T1543.002 · persistence, privilege-escalation · 2 actors · 0 correlated reports

Systemd Service

Adversaries may create or modify systemd services to repeatedly execute malicious payloads as part of persistence. Systemd is a system and service manager commonly used for managing background daemon processes (also known as services) and other system resources. Systemd is the default initialization (init) system on many Linux distributions replacing legacy init systems, including SysVinit and Upstart, while remaining backwards compatible. Systemd utilizes unit configuration files with the `.service` file extension to encode information about a service's process. By default, system level unit files are stored in the `/systemd/system` directory of the root owned directories (`/`). User level unit files are stored in the `/systemd/user` directories of the user owned directories (`$HOME`). Inside the `.service` unit files, the following directives are used to execute commands: * `ExecStart`, `ExecStartPre`, and `ExecStartPost` directives execute when a service is started manually by `systemctl` or on system start if the service is set to automatically start. * `ExecReload` directive executes when a service restarts. * `ExecStop`, `ExecStopPre`, and `ExecStopPost` directives execute when a service is stopped. Adversaries have created new service files, altered the commands a `.service` file’s directive executes, and modified the user directive a `.service` file executes as, which could result in privilege escalation. Adversaries may also place symbolic links in these directories, enabling systemd to find these payloads regardless of where they reside on the filesystem. The .service file’s User directive can be used to run service as a specific user, which could result in privilege escalation based on specific user/group permissions.

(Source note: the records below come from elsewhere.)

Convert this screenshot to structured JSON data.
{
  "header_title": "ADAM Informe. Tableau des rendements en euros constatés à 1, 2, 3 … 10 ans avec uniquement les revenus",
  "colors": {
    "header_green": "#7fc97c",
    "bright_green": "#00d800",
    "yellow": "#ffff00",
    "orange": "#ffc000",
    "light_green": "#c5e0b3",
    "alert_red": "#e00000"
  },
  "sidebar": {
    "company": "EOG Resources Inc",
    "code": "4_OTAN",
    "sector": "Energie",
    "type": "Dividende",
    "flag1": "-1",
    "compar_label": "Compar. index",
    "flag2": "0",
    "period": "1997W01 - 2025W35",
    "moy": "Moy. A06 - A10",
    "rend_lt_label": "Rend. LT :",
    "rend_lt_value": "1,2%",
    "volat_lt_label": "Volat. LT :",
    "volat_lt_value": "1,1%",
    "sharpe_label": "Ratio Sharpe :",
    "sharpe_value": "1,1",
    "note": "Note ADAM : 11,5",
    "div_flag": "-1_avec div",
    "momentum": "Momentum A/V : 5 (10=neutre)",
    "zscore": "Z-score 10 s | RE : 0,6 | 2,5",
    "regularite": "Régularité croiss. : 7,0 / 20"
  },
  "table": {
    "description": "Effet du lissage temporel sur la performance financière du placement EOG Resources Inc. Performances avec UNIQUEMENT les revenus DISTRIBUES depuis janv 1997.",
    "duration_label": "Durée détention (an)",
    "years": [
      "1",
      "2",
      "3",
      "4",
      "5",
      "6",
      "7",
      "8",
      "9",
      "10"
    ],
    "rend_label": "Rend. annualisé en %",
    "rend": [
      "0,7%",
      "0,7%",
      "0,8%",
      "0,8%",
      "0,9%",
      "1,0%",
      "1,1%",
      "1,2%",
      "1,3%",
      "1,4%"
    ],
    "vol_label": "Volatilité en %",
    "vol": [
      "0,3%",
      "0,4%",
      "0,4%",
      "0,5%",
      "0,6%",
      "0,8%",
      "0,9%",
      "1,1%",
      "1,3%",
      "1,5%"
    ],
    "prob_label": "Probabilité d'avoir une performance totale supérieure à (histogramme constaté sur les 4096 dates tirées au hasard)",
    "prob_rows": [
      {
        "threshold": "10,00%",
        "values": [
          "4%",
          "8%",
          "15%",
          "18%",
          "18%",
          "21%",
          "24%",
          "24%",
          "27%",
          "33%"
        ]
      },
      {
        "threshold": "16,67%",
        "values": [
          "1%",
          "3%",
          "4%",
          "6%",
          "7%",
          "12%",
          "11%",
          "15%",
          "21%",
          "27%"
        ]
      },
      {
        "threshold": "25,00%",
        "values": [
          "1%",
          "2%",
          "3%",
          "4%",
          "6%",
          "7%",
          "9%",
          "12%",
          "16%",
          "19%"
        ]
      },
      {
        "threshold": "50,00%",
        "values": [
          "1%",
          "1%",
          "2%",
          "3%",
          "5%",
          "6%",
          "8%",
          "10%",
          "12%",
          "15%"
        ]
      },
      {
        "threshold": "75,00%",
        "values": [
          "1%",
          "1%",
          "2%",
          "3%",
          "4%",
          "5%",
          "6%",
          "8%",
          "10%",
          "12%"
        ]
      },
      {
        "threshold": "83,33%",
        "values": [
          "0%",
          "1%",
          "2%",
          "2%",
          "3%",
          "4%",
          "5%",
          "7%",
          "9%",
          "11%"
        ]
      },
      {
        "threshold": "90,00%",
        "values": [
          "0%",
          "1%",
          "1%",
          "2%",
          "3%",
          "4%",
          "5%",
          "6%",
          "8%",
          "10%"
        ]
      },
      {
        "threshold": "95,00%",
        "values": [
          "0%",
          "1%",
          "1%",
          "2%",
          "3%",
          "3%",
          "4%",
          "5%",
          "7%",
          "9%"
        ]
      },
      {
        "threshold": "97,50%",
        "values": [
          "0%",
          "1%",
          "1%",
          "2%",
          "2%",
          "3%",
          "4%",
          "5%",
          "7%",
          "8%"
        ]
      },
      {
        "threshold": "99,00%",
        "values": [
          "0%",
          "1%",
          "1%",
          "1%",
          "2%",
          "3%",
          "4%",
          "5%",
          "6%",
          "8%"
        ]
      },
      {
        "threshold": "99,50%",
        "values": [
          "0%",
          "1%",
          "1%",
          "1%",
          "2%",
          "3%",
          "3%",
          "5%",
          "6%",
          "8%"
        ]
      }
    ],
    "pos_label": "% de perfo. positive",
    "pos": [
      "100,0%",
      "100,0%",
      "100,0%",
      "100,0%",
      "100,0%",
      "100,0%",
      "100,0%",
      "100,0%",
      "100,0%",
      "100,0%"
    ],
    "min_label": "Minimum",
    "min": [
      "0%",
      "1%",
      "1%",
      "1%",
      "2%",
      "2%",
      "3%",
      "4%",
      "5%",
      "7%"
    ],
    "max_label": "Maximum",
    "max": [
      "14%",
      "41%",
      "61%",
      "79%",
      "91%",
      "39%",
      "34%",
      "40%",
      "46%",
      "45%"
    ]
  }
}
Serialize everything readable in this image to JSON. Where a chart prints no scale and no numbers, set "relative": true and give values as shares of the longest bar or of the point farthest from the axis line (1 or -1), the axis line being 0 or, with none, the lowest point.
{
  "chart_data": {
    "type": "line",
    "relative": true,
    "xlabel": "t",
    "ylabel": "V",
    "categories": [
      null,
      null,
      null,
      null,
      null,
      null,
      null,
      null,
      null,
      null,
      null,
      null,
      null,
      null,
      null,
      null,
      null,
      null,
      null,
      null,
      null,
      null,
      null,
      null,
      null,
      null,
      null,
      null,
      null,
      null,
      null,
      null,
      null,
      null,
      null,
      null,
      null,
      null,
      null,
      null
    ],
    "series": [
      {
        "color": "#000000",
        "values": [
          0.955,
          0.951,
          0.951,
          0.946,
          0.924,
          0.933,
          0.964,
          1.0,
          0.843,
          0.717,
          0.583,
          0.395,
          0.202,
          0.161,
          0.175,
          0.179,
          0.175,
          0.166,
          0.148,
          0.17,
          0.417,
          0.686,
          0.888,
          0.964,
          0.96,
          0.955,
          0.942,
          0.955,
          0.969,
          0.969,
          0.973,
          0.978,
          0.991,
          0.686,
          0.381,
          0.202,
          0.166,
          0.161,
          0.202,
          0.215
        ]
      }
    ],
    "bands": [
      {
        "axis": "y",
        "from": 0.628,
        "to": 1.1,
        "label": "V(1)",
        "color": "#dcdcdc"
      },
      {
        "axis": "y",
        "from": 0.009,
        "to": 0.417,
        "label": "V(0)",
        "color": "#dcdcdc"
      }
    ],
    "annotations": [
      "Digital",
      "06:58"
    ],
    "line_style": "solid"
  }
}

Open detection, hunting, mitigation, and evidence workspace

Detection logic

Monitor file creation and modification events of Systemd service unit configuration files in the default directory locations for `root` & `user` level permissions. Suspicious processes or scripts spawned in this manner will have a parent process of ‘systemd’, a parent process ID of 1, and will usually execute as the `root` user. Suspicious systemd services can also be identified by comparing results against a trusted system baseline. Malicious systemd services may be detected by using the systemctl utility to examine system wide services: `systemctl list-units -–type=service –all`. Analyze the contents of `.service` files present on the file system and ensure that they refer to legitimate, expected executables, and symbolic links. Auditing the execution and command-line arguments of the `systemctl` utility, as well related utilities such as `/usr/sbin/service` may reveal malicious systemd service execution.